Cassis is globally certified by Visa Inc. and MasterCard Worldwide. Cassis executives were unavailable to comment on the TSYS deal, which the companies announced Feb. 7 (see story).

Cassis’ role, among others, in mobile payments is to secure the phone environment. “There are not that many trusted service managers in the world that are actually certified to perform these activities from a Visa or MasterCard perspective,” Majestic says.

The Cassis partnership is TSYS’s first foray into mobile payments, but it will not be the last, Majestic says. “We’ll do partnerships in other areas of mobile payments since it will be a big space ” he says. “This is certainly a good start.”

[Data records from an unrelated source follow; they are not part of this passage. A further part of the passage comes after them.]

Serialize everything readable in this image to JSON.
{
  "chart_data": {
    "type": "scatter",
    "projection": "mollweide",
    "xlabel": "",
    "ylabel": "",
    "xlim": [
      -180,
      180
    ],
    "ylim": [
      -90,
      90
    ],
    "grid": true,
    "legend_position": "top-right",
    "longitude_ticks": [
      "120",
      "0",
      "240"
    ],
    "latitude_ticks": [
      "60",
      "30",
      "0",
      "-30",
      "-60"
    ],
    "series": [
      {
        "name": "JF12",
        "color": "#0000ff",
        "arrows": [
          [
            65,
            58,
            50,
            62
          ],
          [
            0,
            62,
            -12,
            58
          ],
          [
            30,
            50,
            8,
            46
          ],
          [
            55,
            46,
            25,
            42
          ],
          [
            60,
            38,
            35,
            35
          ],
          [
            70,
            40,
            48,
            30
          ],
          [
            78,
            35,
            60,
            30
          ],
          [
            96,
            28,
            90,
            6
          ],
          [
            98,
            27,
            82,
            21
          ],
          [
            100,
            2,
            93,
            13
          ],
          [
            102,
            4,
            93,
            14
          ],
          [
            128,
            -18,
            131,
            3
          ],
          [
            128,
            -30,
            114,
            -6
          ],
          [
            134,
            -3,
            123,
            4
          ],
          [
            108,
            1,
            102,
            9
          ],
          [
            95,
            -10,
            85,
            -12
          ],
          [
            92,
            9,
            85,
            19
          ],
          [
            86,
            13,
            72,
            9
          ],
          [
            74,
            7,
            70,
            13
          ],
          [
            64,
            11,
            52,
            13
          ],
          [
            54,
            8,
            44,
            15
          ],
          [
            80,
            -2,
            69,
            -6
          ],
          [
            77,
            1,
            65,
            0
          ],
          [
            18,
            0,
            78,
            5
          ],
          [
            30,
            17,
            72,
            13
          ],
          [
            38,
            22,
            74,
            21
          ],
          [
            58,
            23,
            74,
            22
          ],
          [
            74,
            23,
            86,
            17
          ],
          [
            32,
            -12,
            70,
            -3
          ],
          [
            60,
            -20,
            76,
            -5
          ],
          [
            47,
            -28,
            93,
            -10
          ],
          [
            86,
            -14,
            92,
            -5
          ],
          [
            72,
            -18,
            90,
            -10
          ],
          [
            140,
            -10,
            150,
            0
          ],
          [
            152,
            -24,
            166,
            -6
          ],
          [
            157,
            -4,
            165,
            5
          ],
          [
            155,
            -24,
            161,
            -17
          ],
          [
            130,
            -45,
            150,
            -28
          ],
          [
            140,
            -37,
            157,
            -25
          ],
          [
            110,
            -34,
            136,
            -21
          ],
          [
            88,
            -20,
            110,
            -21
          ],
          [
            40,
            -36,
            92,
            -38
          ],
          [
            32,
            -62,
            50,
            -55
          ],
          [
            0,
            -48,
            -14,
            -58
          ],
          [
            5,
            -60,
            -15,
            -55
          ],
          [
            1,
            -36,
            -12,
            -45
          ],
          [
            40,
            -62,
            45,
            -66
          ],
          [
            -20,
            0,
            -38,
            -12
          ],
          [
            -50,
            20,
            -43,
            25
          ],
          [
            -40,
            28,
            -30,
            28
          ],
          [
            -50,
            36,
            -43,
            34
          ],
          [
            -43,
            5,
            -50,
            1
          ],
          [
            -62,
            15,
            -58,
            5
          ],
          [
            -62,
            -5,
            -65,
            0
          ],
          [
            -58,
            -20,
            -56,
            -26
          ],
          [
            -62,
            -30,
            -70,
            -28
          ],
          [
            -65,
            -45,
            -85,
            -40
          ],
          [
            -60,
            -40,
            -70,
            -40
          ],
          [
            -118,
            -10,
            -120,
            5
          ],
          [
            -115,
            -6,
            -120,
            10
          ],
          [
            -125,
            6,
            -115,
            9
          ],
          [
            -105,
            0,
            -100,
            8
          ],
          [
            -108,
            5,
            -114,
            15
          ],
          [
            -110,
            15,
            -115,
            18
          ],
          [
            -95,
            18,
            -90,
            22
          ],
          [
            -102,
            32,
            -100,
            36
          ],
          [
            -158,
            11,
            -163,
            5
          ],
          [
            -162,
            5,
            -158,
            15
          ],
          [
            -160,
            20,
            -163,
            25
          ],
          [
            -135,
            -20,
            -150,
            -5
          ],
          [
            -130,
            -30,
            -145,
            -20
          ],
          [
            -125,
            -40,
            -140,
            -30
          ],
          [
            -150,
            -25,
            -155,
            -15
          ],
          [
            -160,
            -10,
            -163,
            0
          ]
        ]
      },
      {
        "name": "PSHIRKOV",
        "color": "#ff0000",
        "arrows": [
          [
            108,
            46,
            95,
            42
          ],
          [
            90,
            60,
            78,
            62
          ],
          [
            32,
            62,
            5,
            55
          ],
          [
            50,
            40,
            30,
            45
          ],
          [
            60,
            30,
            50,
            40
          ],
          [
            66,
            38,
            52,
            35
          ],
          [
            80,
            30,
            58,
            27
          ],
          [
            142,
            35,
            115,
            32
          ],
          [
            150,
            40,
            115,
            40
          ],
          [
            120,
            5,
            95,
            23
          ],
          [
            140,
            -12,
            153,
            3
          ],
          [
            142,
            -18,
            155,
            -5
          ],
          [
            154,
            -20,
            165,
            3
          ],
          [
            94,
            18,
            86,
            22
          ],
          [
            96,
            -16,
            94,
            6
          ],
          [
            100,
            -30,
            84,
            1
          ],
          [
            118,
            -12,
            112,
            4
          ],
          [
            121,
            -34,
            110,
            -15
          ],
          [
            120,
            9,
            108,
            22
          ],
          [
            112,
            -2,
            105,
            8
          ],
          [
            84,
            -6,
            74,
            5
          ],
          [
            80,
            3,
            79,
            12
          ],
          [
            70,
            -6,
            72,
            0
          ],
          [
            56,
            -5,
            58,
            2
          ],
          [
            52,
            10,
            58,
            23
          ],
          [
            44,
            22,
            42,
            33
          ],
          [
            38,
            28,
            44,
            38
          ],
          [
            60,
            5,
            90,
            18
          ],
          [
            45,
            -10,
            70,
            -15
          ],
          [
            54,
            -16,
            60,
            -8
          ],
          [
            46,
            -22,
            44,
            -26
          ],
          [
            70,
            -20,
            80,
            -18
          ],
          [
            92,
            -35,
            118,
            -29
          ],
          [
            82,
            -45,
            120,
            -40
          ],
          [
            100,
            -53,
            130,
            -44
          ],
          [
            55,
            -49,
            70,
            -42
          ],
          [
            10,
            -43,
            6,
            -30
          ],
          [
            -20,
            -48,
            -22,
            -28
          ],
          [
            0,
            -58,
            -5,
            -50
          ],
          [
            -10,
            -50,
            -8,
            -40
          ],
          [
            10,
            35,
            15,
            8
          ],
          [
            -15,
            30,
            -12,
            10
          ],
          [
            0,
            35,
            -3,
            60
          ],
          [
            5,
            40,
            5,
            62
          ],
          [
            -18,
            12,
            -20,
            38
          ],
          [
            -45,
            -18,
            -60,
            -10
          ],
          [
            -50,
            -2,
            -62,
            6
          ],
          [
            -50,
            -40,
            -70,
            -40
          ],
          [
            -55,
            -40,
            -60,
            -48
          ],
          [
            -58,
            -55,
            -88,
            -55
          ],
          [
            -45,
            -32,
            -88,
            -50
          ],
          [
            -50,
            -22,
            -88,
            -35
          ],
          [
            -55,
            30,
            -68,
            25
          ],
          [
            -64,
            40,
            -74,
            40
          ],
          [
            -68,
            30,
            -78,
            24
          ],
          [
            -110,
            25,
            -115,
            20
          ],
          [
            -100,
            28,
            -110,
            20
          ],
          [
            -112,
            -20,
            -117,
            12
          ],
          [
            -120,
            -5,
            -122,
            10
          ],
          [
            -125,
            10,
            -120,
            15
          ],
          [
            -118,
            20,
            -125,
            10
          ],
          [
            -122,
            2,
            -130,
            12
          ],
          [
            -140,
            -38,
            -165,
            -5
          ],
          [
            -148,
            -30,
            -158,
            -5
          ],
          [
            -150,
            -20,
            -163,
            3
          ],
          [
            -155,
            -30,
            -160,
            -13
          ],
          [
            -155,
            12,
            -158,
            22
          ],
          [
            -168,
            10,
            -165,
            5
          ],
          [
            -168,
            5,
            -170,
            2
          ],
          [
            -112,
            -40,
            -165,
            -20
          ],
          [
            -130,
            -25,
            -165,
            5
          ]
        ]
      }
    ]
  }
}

TSYS has explored mobile commerce “for some time,” says Paul Todd, TSYS executive vice president of mergers, acquisitions and strategy. It remains unclear which direction mobile payments will head, but TSYS is attempting “to make sure we’re being a [service] provider for our clients and we want to be flexible in making sure that we’re offering what our clients need,” he adds

TSYS is not concerned about which mobile-payment form factor will prevail, Majestic says. “Our philosophy has been to be agnostic to those [services],” he says. “Our goal has been to facilitate [services] for our clients, so we’re agnostic to stickers, microSD cards or the [NFC] chip in the phone.”

Indeed, industry observers are split on which contactless method will thrive. Most believe NFC has the best potential because the technology can be used for purposes other than payments such as exchanges of coupons and rewards points and for movie-trailer downloads. Instead, they view stickers that attach to phones, microSD cards and barcode technology as a bridge to NFC payments.